Because the actual set of event-response sequences are very small, with
just a few opt-in/opt out items?
> It seems to me that creating lots of ifconfig_foo
> and route_static_bar variables which essentially do no more
> than add conditionals to a fixed scripting sequence
> (e.g. rc.network) is counterproductive in what you're trying to do
> here.
It's certainly an insult to generality, agreed.
> Why not something closer to a variable naming syntax like:
>
> ${eventClass}_${eventName}[_${objName}]
>
> Meaning that for arrival event foo of class bar for object fnord, you
> execute the contents of ${bar_foo_fnord} if found, falling back
> to ${bar_foo} if that doesn't exist and, finally, doing no action if
> the 2nd lookup fails.
Not unreasonable.
> Some practical (though highly contrived) examples:
>
> Events "up" and "down" are in class ethercard, these being your
> new variable entries:
>
> ethercard_up="ifconfig \${objName} inet 10.5.6.7"
> ethercard_up_ed0="ifconfig ed0 inet 10.2.3.4"
> ethercard_down="ifconfig \${objName} down"
Fair enough.
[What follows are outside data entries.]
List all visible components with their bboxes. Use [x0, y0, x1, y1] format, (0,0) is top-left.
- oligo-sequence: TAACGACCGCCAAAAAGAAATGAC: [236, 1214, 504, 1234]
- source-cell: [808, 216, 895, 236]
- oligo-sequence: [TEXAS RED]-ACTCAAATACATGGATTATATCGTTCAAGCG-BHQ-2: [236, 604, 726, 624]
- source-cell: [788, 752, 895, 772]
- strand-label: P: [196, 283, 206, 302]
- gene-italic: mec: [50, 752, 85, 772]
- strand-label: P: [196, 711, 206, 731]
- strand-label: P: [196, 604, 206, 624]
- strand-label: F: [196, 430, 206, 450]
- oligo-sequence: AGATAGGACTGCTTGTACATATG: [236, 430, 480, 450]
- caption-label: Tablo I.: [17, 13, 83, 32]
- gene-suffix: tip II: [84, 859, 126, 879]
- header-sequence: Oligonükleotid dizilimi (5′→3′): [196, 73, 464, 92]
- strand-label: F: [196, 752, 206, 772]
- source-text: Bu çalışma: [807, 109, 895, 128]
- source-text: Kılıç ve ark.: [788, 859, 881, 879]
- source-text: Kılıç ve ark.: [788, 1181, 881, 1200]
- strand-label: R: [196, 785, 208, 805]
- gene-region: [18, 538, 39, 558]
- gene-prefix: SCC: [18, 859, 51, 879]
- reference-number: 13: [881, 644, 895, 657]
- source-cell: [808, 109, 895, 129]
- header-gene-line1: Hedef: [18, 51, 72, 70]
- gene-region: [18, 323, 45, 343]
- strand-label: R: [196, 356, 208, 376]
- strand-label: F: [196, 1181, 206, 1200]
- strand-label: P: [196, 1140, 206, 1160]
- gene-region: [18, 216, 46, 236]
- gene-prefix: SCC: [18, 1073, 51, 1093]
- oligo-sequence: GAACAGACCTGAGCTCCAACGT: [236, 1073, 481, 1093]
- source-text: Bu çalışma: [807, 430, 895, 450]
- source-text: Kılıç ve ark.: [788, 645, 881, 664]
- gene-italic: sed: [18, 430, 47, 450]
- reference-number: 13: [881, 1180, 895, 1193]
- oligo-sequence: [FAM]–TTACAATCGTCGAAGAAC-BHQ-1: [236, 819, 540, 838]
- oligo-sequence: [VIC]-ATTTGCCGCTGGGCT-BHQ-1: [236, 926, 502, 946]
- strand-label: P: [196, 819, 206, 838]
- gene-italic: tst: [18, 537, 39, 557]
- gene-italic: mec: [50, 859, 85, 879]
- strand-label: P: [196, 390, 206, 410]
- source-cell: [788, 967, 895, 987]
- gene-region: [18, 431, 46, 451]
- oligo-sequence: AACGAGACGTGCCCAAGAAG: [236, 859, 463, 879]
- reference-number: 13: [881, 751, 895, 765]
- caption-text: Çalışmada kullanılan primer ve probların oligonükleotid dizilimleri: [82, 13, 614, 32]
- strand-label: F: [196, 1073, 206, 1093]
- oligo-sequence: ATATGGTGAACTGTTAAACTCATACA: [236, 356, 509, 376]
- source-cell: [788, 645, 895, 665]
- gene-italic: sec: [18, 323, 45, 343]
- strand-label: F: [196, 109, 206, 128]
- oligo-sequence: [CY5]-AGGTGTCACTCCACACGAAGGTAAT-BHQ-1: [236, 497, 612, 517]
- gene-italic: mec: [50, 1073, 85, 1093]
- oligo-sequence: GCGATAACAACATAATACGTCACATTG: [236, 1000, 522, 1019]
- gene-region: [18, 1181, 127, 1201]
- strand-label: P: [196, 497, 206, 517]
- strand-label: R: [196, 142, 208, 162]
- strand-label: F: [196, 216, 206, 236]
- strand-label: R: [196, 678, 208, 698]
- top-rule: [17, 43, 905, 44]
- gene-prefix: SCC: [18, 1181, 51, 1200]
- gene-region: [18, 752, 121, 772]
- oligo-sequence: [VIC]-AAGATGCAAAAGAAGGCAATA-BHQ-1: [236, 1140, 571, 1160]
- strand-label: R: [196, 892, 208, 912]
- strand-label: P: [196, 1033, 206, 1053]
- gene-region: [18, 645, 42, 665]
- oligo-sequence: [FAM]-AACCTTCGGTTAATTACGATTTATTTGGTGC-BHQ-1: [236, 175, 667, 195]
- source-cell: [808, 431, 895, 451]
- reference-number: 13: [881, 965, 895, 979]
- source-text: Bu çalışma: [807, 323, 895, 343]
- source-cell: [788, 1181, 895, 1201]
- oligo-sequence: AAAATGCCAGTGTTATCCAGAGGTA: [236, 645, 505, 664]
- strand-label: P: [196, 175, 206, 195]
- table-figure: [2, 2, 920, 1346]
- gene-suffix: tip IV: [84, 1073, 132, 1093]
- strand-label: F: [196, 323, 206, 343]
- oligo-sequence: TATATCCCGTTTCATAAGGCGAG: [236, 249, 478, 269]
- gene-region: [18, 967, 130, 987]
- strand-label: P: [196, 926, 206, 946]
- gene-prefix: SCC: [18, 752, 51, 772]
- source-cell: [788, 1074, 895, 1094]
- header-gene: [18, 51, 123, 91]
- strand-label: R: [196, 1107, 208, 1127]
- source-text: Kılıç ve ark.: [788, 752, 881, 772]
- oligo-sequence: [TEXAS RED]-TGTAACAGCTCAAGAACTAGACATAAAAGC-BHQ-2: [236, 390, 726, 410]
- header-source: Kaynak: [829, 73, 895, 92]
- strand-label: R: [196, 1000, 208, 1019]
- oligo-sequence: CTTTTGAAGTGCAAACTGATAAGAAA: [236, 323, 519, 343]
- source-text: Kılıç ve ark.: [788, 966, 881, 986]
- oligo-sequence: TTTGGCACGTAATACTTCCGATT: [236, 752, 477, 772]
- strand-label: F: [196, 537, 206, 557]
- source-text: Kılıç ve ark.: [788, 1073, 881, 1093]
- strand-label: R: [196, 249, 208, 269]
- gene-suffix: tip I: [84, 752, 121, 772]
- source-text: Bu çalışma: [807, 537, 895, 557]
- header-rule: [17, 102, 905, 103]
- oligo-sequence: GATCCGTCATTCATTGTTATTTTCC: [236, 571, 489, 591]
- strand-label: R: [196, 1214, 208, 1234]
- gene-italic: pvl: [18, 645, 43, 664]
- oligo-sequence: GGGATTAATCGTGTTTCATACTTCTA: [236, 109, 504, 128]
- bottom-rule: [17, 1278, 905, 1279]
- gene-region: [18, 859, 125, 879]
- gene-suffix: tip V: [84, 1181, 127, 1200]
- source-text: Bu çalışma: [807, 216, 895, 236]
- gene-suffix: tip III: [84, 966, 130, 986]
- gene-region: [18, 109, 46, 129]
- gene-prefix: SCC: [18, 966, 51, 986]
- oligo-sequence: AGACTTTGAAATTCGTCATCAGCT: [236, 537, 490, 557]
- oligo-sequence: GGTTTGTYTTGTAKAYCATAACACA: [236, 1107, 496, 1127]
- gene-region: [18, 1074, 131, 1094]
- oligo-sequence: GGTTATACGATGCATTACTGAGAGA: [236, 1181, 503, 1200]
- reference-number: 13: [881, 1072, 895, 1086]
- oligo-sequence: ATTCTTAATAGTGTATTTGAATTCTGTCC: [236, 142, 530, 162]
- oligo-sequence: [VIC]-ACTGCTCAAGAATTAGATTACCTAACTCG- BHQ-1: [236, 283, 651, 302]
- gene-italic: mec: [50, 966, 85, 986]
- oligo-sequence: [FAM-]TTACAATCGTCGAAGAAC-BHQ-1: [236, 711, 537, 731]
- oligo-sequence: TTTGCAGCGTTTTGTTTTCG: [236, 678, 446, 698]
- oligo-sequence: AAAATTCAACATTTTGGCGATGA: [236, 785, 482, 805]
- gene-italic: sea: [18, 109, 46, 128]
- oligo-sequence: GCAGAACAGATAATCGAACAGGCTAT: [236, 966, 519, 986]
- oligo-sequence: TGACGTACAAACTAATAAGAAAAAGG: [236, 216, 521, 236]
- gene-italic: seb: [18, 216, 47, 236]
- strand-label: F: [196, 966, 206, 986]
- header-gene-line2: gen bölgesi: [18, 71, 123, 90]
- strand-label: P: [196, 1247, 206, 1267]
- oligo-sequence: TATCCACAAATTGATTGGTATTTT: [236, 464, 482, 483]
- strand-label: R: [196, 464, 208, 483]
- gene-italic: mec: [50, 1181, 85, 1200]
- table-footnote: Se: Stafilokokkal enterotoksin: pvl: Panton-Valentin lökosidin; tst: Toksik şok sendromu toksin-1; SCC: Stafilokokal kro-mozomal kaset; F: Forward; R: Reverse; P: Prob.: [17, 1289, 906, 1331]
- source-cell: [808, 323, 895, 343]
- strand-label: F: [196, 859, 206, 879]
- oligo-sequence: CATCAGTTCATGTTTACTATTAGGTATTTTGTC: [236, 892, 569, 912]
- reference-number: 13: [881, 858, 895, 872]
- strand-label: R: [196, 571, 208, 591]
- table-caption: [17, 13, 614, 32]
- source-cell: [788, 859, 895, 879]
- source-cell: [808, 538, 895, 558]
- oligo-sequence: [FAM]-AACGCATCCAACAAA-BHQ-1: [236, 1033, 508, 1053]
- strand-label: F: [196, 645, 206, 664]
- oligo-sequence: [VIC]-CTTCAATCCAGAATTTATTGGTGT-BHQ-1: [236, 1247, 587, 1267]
This sort of shell syntax would get pretty cramped pretty
fast unfortunately, but the idea works.
> Note that you also get to use the implicit wildcarding feature
> for ethercard_down since you don't need an interface specific
> line for it. Needless to say, certain variables like ${objName},
> ${eventName}, etc would also be set before doing a final
> expansion of the variable and passing it off to execution,
> allowing you reasonable access to important parameters.
>
> Optional scripts could be looked for and executed using
> similar logic.
>
> Or is that too radical? :-)
OK here. I'm not sure how others will buy it. Perhaps a POC
implementation is called for? How do people feel about a potentially
new directory in /etc for files associated with this sort of thing?
Is there any way in sh of determining the existence of a function?